Drought expanded and intensified
across the southern Plains during the previous 30 days, as many locations received much below average rainfall
during the climatologically wet month of May. In Texas as of June 7, drought conditions covered just over 98
percent of the state's land mass, with exceptional drought (U.S. Drought Monitor D4 category) blanketing
nearly 60 percent of the state. Drier weather is typical across the eastern half of Texas and the lower
Mississippi Valley during July and August, with mean precipitation increasing substantially in September
across southern Texas. The climatologically drier summer pattern limits opportunities for substantial drought
reduction across Texas, Oklahoma, and the Mississippi Delta region, while increased rains in September boost
chances of drought improvement for southern Texas. Summertime convection and the potential for tropical
cyclone activity may ameliorate some of the drought closer to the western Gulf coast. The CPC July outlook
calls for enhanced odds of below-median precipitation and above-median temperatures across the southern Plains,
supporting continued drought persistence. Therefore, persistence is indicated across central and northeastern
Texas, central Oklahoma, and northern Louisiana, while some improvement or improvement are expected across far
southern Texas and the western Gulf Coast.
Forecast confidence for the southern Plains and Mississippi Delta is moderate.
Mostly dry weather prevailed across
the far southwestern United States during the previous 30 days, allowing drought areas to persist or intensify.
As of June 7, exceptional drought covered nearly 45 percent of New Mexico, including nearly all of the state's
southern half. Exceptional drought expanded into the far eastern portions of neighboring Arizona, where the
Wallow wildlands fire has burned nearly 470,000 acres and currently stands as the largest wildfire in state
history. During June and July, the North American Monsoon shifts northward from Mexico's Sierra Madres into
the southwestern United States, bringing scattered showers and thunderstorms which account for a significant
portion of the annual rainfall. The monsoon typically peaks in July and August before decaying in September.
Currently, the northward progression of the monsoon through northwestern Mexico has been delayed, while models
such as the CFS and analog techniques have provided conflicting forecasts of the monsoon's strength. The CPC
July outlook calls for enhanced odds of below-median precipitation across western Texas and eastern New Mexico,
the eastern flank of the monsoon region, while the July - September seasonal outlook maintains equal chances.

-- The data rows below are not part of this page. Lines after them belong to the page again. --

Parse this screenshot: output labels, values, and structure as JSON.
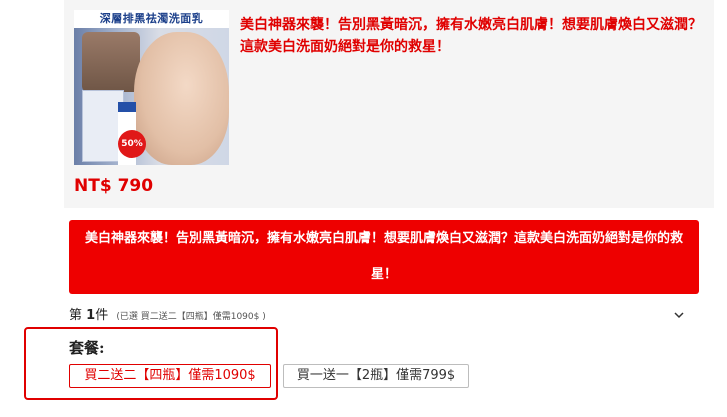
{
  "product": {
    "image_banner": "深層排黑祛濁洗面乳",
    "image_badge": "50% OFF",
    "description": "美白神器來襲！告別黑黃暗沉，擁有水嫩亮白肌膚！想要肌膚煥白又滋潤？這款美白洗面奶絕對是你的救星！",
    "price": "NT$ 790"
  },
  "promo": {
    "text": "美白神器來襲！告別黑黃暗沉，擁有水嫩亮白肌膚！想要肌膚煥白又滋潤？這款美白洗面奶絕對是你的救星！"
  },
  "item": {
    "prefix": "第",
    "number": "1",
    "suffix": "件",
    "selected_note": "(已選 買二送二【四瓶】僅需1090$ )"
  },
  "package": {
    "label": "套餐:",
    "options": [
      {
        "label": "買二送二【四瓶】僅需1090$",
        "selected": true
      },
      {
        "label": "買一送一【2瓶】僅需799$",
        "selected": false
      }
    ]
  },
  "colors": {
    "accent": "#e00000",
    "banner_bg": "#ee0000",
    "card_bg": "#f5f5f5"
  },
  "icons": {
    "expand": "chevron-down-icon"
  }
}
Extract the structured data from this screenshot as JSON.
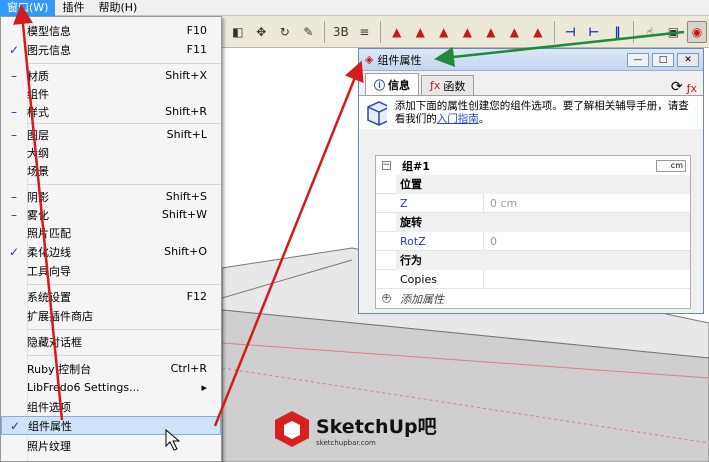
{
  "menubar": {
    "items": [
      "窗口(W)",
      "插件",
      "帮助(H)"
    ]
  },
  "menu": {
    "items": [
      {
        "label": "模型信息",
        "shortcut": "F10",
        "check": ""
      },
      {
        "label": "图元信息",
        "shortcut": "F11",
        "check": "✓"
      },
      {
        "label": "材质",
        "shortcut": "Shift+X",
        "check": "–"
      },
      {
        "label": "组件",
        "shortcut": "",
        "check": ""
      },
      {
        "label": "样式",
        "shortcut": "Shift+R",
        "check": "–"
      },
      {
        "label": "图层",
        "shortcut": "Shift+L",
        "check": "–"
      },
      {
        "label": "大纲",
        "shortcut": "",
        "check": ""
      },
      {
        "label": "场景",
        "shortcut": "",
        "check": ""
      },
      {
        "label": "阴影",
        "shortcut": "Shift+S",
        "check": "–"
      },
      {
        "label": "雾化",
        "shortcut": "Shift+W",
        "check": "–"
      },
      {
        "label": "照片匹配",
        "shortcut": "",
        "check": ""
      },
      {
        "label": "柔化边线",
        "shortcut": "Shift+O",
        "check": "✓"
      },
      {
        "label": "工具向导",
        "shortcut": "",
        "check": ""
      },
      {
        "label": "系统设置",
        "shortcut": "F12",
        "check": ""
      },
      {
        "label": "扩展插件商店",
        "shortcut": "",
        "check": ""
      },
      {
        "label": "隐藏对话框",
        "shortcut": "",
        "check": ""
      },
      {
        "label": "Ruby 控制台",
        "shortcut": "Ctrl+R",
        "check": ""
      },
      {
        "label": "LibFredo6 Settings...",
        "shortcut": "▸",
        "check": ""
      },
      {
        "label": "组件选项",
        "shortcut": "",
        "check": ""
      },
      {
        "label": "组件属性",
        "shortcut": "",
        "check": "✓"
      },
      {
        "label": "照片纹理",
        "shortcut": "",
        "check": ""
      }
    ]
  },
  "panel": {
    "title": "组件属性",
    "tabs": [
      "信息",
      "函数"
    ],
    "info_text": "添加下面的属性创建您的组件选项。要了解相关辅导手册，请查看我们的",
    "info_link": "入门指南",
    "info_end": "。",
    "entity_name": "组#1",
    "unit": "cm",
    "rows": [
      {
        "type": "category",
        "name": "位置"
      },
      {
        "type": "prop",
        "name": "Z",
        "value": "0 cm"
      },
      {
        "type": "category",
        "name": "旋转"
      },
      {
        "type": "prop",
        "name": "RotZ",
        "value": "0"
      },
      {
        "type": "category",
        "name": "行为"
      },
      {
        "type": "plain",
        "name": "Copies",
        "value": ""
      }
    ],
    "add_attr": "添加属性"
  },
  "logo": {
    "title": "SketchUp吧",
    "sub": "sketchupbar.com"
  },
  "colors": {
    "arrow": "#d21c1c",
    "green_arrow": "#1e8a3a",
    "selection": "#cfe3f8"
  }
}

This outlook, therefore, favors climatology, with the North American monsoon bringing drought improvement to
Arizona, western New Mexico, and portions of Colorado and northwestern Kansas. Note that drought improvement
as defined in this outlook verifies as a one-category reduction on the U.S. Drought Monitor, rather than total
drought elimination or substantial amelioration of impacts. Improvement is less certain across eastern New
Mexico and the Texas Panhandle region, where forecasts are drier and drought is more entrenched.
Forecast confidence for the southwestern United States is low to moderate.
Much below average rainfall was
observed across the Deep South and southern Atlantic coastal Plain during the previous 30 days, allowing
drought conditions to expand and intensify. A region of exceptional drought has developed from the lower
Chattahoochee River basin southeastward into the Okefenokee Swamp region. Scattered showers and thunderstorms
typically occur across the Southeast during the summer months, with the southern Atlantic coastline receiving
30 to 40 percent of its annual rainfall during the July - September period. Tropical cyclones or their
remnants can also bring substantial rainfall to the Southeast during the summer or early autumn months. The
CPC July - September seasonal outlook calls for increased odds of above-median rainfall across the southeastern
coastal Plain and piedmont regions. Since these improved rainfall chances occur during a climatologically wet
time of year for the Southeast, improvement is indicated in this outlook from the eastern Gulf Coast through
the Delmarva Peninsula. Some improvement is maintained across the remainder of the Deep South.
Forecast confidence for the Southeast and southern Atlantic is high.
The Florida peninsula's seabreeze
convergence driven rainy season, which typically begins in late May, has been delayed, leading to a substantial
deterioration of long-standing drought conditions across southern Florida and increasing wildfires. In Fort
Lauderdale, FL, the total observed precipitation from October 1, 2010 through June 9, 2011 was 9.32 inches,
which is 25.94 inches below normal. Exceptional drought conditions currently cover much of southeastern
Florida from Martin County through northern Miami-Dade County. The southern half of the Florida peninsula
typically receives 40 to 45 percent of its annual rainfall during the July - September period, and the CPC
July - September seasonal outlook indicates enhanced odds of above-median precipitation. Therefore, once the
rainy season commences and persists, drought improvement is likely. The Florida peninsula is also prone to
tropical cyclone landfalls, which can bring substantial rainfall in short periods of time. The climatological
peak of hurricane season falls in early September.
Forecast confidence for the Florida peninsula is high.
In Hawaii, the CPC July - September
seasonal outlook indicates enhanced chances of below-median rainfall. This, coupled with the summer trade
wind regime, which favors dryness on the lee sides of the islands, favors persistence of the existing drought
areas in the state.
Forecast confidence for Hawaii is moderate.